# Designing DNA Origami Structures

This week I am learning about the fundamentals of designing and building DNA origami structures. I should probably write a post just about cool stuff you can build with DNA origami to get you excited, but in the meantime, check out this cool TED Talk by one of the fathers of the field, Paul Rothemund. This post is going to dive into the fundamentals of designing DNA origami structures. Everything I present here I have learned from my lab mates at the MMBL lab.

Let’s get started! At the MMBL lab, we design our structures using an open-source software called cadnano, which was originally developed by the Shih lab. (There are some other software packages out there, too, but the cadnano package is the most popular tool currently in use.) If you are familiar with Computer Aided Design (CAD), this software is just like CAD software, but for designing structures made with DNA, not metal or plastic.
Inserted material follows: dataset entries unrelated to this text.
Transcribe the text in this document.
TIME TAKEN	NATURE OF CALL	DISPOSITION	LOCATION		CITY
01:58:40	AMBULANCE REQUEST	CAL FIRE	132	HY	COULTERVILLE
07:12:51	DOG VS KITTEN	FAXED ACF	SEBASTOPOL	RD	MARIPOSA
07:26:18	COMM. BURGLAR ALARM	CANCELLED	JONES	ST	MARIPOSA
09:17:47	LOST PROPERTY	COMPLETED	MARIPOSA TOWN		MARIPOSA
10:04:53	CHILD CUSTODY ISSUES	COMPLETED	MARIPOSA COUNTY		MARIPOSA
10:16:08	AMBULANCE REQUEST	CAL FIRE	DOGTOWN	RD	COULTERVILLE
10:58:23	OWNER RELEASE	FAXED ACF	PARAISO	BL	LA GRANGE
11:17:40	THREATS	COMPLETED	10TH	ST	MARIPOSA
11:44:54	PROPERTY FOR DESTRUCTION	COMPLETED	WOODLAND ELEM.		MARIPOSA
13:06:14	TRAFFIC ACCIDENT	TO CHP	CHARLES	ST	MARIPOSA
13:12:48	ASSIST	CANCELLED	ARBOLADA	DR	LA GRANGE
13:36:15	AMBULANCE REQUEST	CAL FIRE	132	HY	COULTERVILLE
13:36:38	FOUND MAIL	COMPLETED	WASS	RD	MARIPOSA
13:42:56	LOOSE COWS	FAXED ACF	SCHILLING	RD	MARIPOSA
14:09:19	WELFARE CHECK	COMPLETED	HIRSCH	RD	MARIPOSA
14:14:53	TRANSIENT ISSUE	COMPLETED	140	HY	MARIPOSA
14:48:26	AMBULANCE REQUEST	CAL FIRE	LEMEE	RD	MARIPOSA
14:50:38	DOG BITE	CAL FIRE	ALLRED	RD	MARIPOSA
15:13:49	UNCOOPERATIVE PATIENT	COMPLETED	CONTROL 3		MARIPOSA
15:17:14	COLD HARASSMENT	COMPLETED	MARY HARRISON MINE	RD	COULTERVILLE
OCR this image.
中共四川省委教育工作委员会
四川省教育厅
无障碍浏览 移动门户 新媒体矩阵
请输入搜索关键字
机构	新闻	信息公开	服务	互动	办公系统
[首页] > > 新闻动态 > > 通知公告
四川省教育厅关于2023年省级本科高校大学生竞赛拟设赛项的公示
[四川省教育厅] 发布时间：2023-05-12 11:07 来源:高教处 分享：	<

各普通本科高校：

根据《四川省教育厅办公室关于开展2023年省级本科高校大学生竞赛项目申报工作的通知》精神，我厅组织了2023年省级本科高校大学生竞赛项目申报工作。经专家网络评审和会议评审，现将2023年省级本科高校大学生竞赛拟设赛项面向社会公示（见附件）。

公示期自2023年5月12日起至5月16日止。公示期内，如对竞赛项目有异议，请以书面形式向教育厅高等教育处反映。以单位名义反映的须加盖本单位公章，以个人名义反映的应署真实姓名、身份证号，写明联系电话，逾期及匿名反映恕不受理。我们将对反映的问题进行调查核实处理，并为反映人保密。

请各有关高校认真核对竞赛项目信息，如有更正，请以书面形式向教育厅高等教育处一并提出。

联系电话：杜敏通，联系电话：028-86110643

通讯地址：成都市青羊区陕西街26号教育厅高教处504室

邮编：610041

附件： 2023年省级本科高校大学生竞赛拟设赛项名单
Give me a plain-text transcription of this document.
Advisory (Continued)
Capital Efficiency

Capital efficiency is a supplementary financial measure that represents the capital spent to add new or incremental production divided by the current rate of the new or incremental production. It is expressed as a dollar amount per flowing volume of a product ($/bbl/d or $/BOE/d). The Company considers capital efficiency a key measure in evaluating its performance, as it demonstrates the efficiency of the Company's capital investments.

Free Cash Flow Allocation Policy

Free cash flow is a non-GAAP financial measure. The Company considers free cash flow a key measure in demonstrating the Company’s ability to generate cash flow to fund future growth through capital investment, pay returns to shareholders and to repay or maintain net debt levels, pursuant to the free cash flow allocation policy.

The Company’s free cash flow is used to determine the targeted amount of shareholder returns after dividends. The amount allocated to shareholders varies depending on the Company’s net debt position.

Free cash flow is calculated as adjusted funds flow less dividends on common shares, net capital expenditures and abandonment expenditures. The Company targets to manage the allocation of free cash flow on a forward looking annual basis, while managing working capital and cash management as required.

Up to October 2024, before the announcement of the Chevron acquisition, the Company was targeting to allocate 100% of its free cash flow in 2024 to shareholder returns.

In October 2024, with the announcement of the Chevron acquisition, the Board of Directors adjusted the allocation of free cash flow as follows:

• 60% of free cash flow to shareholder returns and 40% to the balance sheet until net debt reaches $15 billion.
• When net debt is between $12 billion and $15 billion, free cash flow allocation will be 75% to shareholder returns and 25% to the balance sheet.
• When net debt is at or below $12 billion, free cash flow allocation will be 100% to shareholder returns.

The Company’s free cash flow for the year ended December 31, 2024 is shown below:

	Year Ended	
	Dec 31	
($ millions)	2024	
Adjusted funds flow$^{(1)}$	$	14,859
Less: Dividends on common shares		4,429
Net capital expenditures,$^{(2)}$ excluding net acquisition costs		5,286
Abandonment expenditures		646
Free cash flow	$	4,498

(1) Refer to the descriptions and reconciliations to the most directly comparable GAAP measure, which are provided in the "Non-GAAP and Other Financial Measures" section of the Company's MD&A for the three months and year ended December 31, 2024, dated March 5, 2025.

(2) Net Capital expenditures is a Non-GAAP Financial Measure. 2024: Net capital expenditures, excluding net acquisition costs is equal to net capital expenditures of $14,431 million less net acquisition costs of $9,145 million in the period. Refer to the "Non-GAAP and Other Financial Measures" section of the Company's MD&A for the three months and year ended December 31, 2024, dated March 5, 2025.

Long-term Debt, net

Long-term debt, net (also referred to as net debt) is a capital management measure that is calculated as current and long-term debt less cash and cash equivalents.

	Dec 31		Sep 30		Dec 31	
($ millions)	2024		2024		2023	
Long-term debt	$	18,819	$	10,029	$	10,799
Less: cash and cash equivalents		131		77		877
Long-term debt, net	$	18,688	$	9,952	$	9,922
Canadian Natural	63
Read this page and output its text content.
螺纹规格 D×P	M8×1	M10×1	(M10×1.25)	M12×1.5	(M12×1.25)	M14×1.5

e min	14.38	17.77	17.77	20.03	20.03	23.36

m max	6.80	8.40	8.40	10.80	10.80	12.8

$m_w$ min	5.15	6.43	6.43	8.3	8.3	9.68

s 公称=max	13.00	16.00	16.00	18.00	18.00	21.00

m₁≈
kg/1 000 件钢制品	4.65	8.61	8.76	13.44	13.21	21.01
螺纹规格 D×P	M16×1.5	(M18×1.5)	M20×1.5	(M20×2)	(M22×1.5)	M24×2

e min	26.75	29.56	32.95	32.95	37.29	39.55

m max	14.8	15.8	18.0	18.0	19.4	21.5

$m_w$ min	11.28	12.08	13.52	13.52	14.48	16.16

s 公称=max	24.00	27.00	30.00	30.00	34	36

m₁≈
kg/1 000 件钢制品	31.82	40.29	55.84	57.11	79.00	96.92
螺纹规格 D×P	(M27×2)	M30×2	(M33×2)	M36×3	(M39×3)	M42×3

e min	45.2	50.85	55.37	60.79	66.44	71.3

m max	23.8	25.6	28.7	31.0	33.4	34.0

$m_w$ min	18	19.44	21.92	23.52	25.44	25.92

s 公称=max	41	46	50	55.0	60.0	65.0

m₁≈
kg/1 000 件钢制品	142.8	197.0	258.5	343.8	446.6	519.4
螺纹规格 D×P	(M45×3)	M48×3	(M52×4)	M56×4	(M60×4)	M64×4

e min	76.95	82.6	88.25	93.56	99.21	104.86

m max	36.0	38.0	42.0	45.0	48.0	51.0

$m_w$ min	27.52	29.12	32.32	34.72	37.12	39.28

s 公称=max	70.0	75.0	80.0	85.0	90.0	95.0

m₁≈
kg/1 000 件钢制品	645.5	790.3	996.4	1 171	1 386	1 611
The software relies on some basic rules that DNA structures always follow when they form the canonical double helix structure.

Figure 1 - Sorry for the horrible drawing.

DNA double helices follow some precise rules that we can use to build cool structures. Here I’m going to focus on the helix-level structure but if you want more information on the fundamentals of DNA, you can read my earlier posts here, here and here. The first rule is that DNA helices naturally twist, and they complete a full rotation (360 degrees) every 10.5 base pairs, see Figure 1. That means each base pair contributes about 34.2 degrees of rotation. In DNA origami, we “staple” multiple helices together to create larger shapes, and these staples cross over from one helix to another at very defined points along the length of the helix [1]. Specifically, every 7 base pairs, we can cross from one helix to another, and these crossovers are spaced 240 degrees apart, see Figure 2 [1]. Recall that 7 base pairs x 34.2 degrees = 240 degrees. (For a better explanation, see reference [1].) Note that we always describe the helix as running in the +z direction from the 5’ end to the 3’ end. (I discuss what the 5’ and 3’ ends are here.)

Figure 2

Now that we know we can connect helices together every 240 degrees, let’s imagine what a lattice pattern of helices would look like. If you started with one helix (represented as a circle, see Figure 3 below) then you could connect it to 3 other helices evenly spaced around it. If we expand this pattern outwards, we form a “honeycomb lattice” or hexagonal pattern [1].

Figure 3

In DNA origami, we typically have 2 components that we combine to form a final structure. The first component is a “scaffold”. This is a very long strand of single-stranded DNA that has a known sequence. In our lab we use the M13 scaffold, which comes from the M13 bacteriophage [2]. Since this is a known sequence, we can load it into our cadnano software and then the software will automatically know the sequence of the scaffold and the required complementary sequences of the staple strands, which are the second component that we work with. The staples bring the scaffold together in certain places, folding it to form a structure. This is why this method of building with DNA is called DNA origami - it’s because we are folding the scaffold into a shape. The scaffold is single-stranded DNA and so are the staples. When they bind together, they form double-helices. The staples cross over between helices, forming one giant structure.

One last note that I think is interesting: we use the M13 sequence bacteriophage because nature can make longer single strands of DNA more easily than we can. I want to write another post about how we actually make DNA, but for this discussion it’s interesting to note that we just extract the M13 sequence from bacteria and use it in our structures. The sequence is over 7000 base pairs and the bacteriophage can make it repeatably and at high yield. In the lab, we struggle to make sequences over 100 base pairs with reasonable yield. I guess it just goes to show that nature is still the best at making DNA.